L’Institut Cervantes, à Toulouse, nous réserve une belle surprise avec l’exposition consacrée à Nicolas Muller, photographe inconnu en France, alors que le Pavillon Populaire, à Montpellier s’intéresse à l’œuvre, politique et sociale, de Gisèle Freund.
Avons-le, nous n’avions jamais entendu parler de Nicolas Muller, photographe né en Hongrie en 1913 et mort en Espagne en 2000. La vie de cet homme fut un roman, écrit au fil des soubresauts de l’Histoire. Devant quitter son pays lors de la montée du nazisme, Nicolas Muller passa quelques temps en France avant de s’installer comme photographe à Tanger, au Maroc. C’est enfin à Madrid, après la Seconde Guerre mondiale, qu’il trouva refuge pour le reste de son existence. L’Institut Cervantes rend hommage à ce promeneur infatigable, toujours intéressé par ce qui pouvait se passer sous ses yeux. A l’instar du Toulousain Jean Dieuzaide et de son empathie pour l’homme de la rue, Nicolas Muller fixe sur pellicule un banal transfiguré par son regard, aiguisé, et le cadrage, toujours soigné. Les tirages présentés à Toulouse, au format carré, sont de belle qualité.
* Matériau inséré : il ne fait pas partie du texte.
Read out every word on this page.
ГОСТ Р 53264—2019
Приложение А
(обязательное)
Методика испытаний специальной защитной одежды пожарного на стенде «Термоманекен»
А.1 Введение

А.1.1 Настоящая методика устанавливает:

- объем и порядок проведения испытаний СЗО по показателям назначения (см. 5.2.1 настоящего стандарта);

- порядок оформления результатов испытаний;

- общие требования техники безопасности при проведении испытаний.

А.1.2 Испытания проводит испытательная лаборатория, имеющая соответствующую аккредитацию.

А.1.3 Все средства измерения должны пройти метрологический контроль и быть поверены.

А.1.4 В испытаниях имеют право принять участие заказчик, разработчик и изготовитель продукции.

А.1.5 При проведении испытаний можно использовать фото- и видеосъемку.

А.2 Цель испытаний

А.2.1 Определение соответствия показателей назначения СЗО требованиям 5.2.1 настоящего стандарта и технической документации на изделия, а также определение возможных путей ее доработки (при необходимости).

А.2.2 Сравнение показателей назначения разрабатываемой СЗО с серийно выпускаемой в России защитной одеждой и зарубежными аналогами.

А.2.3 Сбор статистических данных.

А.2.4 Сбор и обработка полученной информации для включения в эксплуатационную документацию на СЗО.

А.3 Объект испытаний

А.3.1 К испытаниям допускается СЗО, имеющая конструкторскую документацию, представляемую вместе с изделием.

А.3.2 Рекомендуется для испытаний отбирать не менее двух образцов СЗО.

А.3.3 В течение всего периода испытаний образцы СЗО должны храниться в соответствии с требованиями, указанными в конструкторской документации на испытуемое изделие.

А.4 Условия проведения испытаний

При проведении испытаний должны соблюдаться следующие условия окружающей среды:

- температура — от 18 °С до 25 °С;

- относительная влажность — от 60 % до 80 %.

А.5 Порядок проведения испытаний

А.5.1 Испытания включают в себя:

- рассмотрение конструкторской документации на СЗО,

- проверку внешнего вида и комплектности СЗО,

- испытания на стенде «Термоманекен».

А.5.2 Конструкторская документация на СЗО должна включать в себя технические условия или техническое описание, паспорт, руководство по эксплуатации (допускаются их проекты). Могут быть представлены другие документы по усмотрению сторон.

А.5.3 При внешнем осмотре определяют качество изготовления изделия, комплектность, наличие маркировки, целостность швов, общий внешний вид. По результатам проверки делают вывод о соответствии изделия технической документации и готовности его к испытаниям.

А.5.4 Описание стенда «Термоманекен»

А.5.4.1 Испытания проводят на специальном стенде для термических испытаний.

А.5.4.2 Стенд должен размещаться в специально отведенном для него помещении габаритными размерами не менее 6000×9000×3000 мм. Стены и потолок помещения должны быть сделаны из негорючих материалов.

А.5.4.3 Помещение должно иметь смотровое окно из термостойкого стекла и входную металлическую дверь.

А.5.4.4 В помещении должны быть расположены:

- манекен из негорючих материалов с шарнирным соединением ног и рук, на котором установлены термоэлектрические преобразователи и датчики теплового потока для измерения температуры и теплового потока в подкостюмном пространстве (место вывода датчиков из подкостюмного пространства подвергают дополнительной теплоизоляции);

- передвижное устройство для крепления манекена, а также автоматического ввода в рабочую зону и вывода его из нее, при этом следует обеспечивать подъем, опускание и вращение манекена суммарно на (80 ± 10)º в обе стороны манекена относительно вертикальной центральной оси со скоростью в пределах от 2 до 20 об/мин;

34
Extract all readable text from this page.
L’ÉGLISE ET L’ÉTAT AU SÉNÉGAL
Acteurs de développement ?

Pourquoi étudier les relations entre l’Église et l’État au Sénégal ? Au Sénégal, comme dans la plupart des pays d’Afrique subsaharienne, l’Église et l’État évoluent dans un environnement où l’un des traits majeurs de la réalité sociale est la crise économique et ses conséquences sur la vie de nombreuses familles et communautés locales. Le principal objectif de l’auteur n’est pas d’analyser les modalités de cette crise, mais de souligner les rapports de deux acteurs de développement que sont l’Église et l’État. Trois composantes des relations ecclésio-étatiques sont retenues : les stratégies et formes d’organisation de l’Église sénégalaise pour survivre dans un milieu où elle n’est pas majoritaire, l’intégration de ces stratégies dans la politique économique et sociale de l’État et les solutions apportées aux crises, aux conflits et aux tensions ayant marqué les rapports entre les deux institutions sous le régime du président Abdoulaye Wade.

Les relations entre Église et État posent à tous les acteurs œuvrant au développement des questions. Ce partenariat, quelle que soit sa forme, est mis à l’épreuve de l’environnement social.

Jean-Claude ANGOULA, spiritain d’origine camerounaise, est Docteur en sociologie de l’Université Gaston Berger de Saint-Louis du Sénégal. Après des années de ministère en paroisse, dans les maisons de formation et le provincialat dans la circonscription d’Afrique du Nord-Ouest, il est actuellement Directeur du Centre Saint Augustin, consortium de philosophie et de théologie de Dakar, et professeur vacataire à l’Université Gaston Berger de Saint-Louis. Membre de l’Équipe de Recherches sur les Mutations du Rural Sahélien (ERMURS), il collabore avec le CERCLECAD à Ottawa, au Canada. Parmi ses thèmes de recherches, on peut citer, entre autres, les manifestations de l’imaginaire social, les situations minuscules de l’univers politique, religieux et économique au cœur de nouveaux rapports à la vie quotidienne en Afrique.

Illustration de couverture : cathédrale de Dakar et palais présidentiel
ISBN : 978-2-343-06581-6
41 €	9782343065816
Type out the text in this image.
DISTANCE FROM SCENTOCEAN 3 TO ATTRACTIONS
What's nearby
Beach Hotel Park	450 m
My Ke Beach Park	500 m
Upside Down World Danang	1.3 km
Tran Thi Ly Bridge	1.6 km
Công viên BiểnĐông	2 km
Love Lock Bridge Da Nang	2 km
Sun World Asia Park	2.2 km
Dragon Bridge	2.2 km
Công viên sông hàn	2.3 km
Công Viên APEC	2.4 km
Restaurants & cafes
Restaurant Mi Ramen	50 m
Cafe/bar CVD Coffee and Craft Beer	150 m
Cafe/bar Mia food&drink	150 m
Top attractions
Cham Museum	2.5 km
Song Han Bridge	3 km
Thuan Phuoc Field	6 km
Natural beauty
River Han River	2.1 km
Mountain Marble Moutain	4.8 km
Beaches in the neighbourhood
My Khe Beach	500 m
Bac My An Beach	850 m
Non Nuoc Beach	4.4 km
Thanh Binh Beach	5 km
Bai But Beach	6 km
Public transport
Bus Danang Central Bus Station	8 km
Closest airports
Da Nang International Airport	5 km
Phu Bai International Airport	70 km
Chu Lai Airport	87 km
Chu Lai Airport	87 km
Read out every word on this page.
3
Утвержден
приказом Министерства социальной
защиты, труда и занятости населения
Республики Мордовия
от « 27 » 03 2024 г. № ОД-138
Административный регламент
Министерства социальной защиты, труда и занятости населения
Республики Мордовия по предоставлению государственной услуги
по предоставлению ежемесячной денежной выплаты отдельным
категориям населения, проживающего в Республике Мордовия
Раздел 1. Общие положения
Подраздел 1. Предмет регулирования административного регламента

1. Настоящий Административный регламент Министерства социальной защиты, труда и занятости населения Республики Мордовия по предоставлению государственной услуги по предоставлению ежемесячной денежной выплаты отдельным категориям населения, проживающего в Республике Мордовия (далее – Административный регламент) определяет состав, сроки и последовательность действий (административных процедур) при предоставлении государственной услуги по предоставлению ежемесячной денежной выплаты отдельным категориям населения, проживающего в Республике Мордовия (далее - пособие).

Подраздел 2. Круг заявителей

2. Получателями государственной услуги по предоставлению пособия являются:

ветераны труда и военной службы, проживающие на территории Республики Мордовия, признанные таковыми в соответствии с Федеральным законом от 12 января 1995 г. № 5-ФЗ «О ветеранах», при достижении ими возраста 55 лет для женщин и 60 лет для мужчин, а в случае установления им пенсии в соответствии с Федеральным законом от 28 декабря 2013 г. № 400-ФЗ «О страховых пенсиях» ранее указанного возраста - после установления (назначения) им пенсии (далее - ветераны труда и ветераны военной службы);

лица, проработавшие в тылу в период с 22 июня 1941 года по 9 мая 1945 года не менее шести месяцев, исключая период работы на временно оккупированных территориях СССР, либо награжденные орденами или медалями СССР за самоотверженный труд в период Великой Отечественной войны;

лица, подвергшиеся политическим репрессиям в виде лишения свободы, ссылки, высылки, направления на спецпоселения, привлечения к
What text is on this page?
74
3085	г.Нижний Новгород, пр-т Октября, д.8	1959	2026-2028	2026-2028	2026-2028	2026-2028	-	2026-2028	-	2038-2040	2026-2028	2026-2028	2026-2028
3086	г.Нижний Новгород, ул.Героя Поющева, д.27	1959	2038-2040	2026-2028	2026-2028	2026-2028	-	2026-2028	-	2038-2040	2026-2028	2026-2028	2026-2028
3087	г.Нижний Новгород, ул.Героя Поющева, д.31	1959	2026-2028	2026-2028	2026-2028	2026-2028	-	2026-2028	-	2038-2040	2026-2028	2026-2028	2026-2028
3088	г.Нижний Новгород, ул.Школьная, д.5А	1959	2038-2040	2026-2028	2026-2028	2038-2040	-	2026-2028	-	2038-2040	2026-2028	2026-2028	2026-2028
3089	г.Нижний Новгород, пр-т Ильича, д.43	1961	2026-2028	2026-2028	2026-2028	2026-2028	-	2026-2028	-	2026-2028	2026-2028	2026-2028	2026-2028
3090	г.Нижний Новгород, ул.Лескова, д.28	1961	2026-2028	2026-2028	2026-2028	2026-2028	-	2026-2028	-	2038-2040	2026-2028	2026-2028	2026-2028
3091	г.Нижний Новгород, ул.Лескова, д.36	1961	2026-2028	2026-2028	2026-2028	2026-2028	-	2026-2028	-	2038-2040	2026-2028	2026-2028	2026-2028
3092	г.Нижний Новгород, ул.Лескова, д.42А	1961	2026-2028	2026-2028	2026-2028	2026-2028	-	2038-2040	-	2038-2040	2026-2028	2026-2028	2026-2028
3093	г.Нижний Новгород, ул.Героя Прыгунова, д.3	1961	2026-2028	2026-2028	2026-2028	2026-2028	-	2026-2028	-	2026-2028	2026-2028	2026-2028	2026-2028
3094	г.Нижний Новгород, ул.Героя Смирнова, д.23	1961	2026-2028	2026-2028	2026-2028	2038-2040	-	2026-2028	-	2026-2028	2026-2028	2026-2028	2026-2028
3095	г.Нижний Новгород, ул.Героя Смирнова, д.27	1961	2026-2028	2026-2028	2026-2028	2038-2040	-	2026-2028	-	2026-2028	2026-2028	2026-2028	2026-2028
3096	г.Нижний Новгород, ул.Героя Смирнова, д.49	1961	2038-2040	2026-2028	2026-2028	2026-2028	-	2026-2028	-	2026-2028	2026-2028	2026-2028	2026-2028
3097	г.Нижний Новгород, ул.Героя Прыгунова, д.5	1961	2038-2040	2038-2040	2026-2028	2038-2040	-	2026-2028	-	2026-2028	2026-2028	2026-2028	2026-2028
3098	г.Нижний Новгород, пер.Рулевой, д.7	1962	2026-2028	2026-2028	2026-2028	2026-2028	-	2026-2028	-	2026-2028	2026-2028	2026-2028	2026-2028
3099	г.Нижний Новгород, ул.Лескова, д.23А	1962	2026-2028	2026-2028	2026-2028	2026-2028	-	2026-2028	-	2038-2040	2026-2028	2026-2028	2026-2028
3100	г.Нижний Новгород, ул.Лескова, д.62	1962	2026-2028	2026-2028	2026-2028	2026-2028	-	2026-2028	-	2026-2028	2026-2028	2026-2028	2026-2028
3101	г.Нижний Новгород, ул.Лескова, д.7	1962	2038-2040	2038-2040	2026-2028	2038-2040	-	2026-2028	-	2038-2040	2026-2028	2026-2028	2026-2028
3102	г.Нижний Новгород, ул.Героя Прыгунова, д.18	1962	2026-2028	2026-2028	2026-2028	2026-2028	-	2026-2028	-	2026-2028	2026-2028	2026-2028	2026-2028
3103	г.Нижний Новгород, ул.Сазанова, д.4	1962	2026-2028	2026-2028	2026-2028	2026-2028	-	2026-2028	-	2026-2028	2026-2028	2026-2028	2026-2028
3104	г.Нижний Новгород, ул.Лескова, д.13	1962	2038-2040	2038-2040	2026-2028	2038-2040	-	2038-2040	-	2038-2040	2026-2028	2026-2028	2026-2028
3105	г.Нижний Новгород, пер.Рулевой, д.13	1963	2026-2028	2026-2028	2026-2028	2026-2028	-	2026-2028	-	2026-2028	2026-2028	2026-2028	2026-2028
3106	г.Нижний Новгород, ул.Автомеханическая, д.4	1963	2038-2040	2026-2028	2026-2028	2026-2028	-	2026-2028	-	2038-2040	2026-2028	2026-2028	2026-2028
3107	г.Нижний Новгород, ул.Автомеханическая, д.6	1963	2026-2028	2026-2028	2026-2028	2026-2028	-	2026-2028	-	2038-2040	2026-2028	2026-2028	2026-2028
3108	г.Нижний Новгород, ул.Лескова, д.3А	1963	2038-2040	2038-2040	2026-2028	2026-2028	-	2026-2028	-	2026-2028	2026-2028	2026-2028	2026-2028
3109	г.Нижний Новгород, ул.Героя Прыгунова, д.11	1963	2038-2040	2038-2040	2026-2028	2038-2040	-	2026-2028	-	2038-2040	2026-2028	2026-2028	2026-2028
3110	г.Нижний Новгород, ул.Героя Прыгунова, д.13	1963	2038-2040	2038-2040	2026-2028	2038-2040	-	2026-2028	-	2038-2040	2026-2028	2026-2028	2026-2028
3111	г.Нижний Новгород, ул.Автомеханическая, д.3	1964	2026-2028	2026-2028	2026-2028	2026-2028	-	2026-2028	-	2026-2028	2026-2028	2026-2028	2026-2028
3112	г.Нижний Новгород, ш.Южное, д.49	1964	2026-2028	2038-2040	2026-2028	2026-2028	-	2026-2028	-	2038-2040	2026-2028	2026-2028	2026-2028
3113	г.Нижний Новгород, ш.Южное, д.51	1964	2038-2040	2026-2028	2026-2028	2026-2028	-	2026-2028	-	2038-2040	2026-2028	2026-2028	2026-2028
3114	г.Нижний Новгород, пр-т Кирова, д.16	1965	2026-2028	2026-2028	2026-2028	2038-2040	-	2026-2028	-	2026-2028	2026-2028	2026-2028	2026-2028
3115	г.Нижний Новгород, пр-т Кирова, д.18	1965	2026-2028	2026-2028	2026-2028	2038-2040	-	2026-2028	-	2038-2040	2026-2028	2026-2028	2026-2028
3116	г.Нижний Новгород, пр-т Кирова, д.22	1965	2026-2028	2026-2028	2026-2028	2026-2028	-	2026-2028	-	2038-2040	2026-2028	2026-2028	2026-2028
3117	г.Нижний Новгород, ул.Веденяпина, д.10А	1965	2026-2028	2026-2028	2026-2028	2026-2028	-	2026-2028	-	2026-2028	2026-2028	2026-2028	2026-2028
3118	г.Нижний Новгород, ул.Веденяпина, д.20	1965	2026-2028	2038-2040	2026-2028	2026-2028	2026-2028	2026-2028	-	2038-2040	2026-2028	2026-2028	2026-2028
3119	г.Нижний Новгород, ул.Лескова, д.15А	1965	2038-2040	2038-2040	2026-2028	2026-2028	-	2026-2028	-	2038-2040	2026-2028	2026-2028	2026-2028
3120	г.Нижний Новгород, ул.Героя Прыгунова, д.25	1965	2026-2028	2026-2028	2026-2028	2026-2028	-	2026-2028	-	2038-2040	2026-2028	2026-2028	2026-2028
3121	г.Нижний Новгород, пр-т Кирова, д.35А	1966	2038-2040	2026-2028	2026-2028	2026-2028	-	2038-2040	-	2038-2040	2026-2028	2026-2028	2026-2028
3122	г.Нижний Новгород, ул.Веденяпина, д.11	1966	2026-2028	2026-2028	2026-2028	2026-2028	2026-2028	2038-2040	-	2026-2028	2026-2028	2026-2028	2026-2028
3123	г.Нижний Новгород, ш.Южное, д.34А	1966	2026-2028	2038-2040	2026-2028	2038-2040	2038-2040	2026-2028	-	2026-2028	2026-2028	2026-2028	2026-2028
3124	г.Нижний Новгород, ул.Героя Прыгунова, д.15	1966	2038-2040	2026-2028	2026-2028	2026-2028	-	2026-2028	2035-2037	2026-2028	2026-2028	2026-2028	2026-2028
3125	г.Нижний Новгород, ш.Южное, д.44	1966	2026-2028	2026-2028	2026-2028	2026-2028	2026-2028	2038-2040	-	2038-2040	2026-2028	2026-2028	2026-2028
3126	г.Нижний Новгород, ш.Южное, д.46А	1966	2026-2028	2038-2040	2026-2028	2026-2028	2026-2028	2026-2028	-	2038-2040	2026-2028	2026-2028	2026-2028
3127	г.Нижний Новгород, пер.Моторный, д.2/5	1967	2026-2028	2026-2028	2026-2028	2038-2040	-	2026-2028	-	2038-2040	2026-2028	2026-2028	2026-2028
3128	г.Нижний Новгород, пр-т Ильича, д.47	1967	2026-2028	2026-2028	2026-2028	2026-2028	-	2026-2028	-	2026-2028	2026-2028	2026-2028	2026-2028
En 1935, une baigneuse prend le soleil sur des piles de bois. En 1938, une ronde joyeuse se déploie dans un pré de Haute-Savoie. La même année, deux Traction reposent sous la neige place de la Madeleine. En 1939, un photographe choisit une façon acrobatique pour portraiturer un visiteur de la Tour Eiffel. En 1941, trois avions volent au-dessus d’une tente, dans le désert saharien. En 1942, à Tanger, des écoliers bien sages posent dans une classe. Les années 50 sont celles où Nicolas Muller assure de nombreux portraits. Et ces visages d’Espagnols tout frais ou biens ridés nous rappellent ceux que Jean Dieuzaide fit à la même époque… Beau retour sur le passé que nous offre l’Institut Cervantes.
Il ne reste que quelques jours pour voir l’exposition « Gisèle Freund, une écriture du regard » au Pavillon Populaire, à Montpellier. Née à Berlin en 1908, l’artiste fut elle aussi contrainte de quitter l’Allemagne en 1933, puis la France, en 1941, à cause des persécutions antisémites. Elle s’installa à Buenos Aires puis vécut au Mexique jusqu’à son retour définitif à Paris en 1952, jusqu’à sa mort, en 2000. Membre de l’agence Magnum dès 1947, Gisèle Freund est connue du grand public pour avoir réalisé le portrait du président Mitterrand, en 1981, et des amateurs de littérature avec ceux, en couleur, des écrivains James Joyce ou Walter Benjamin, dans les années trente. Sans oublier le fameux portrait d’André Malraux, en 1935, clope au bec, mèches au vent, tellement iconique qu’il fut décliné, bien plus tard, sous forme de timbre. Pour autant, l’exposition de Montpellier – et le catalogue édité à cette occasion – s’intéressent plus au volant social de l’œuvre de Gisèle Freund, qui fut une militante politique dès sa jeunesse et pensait alors, dur comme fer, que « la photographie aussi est une arme dans la lutte des classes ». Elle a ainsi documenté les manifestations communistes en 1931, à Frankfort, les prostituées, dans la même ville, à la même époque, la misère en Angleterre en 1935 (ce qui lui valut une parution dans « Life magazine »), le triste sort des mineurs et de leurs familles en 1942, en Argentine.
L’exposition se penche aussi sur « La fabrique du reportage », depuis la prise de vue (avec un Rolleiflex ou un Leica) jusqu’à la publication dans des journaux ou des livres. Y figure notamment la belle plaquette éditée par Jean Dieuzaide lors de l’exposition de la galerie du Château d’Eau, à Toulouse, en mars 1981. En couverture figurent deux hommes, de dos, face à la mer, en Angleterre. Ce ne sont pas des vacanciers mais des mineurs au chômage cherchant sans doute dans l’horizon une source d’apaisement et d’espoir…
Exposition Nicolas Muller à l’Institut Cervantes (31, rue des Chalets), Toulouse, jusqu’au 14 février. Entrée libre.
Exposition « Gisèle Freund, une écriture du regard », au Pavillon Populaire (Esplanade Charles-de-Gaulle), Montpellier, jusqu’au 9 février. Entrée libre. Catalogue aux Editions Hazan (144 pages, 24,95 euros).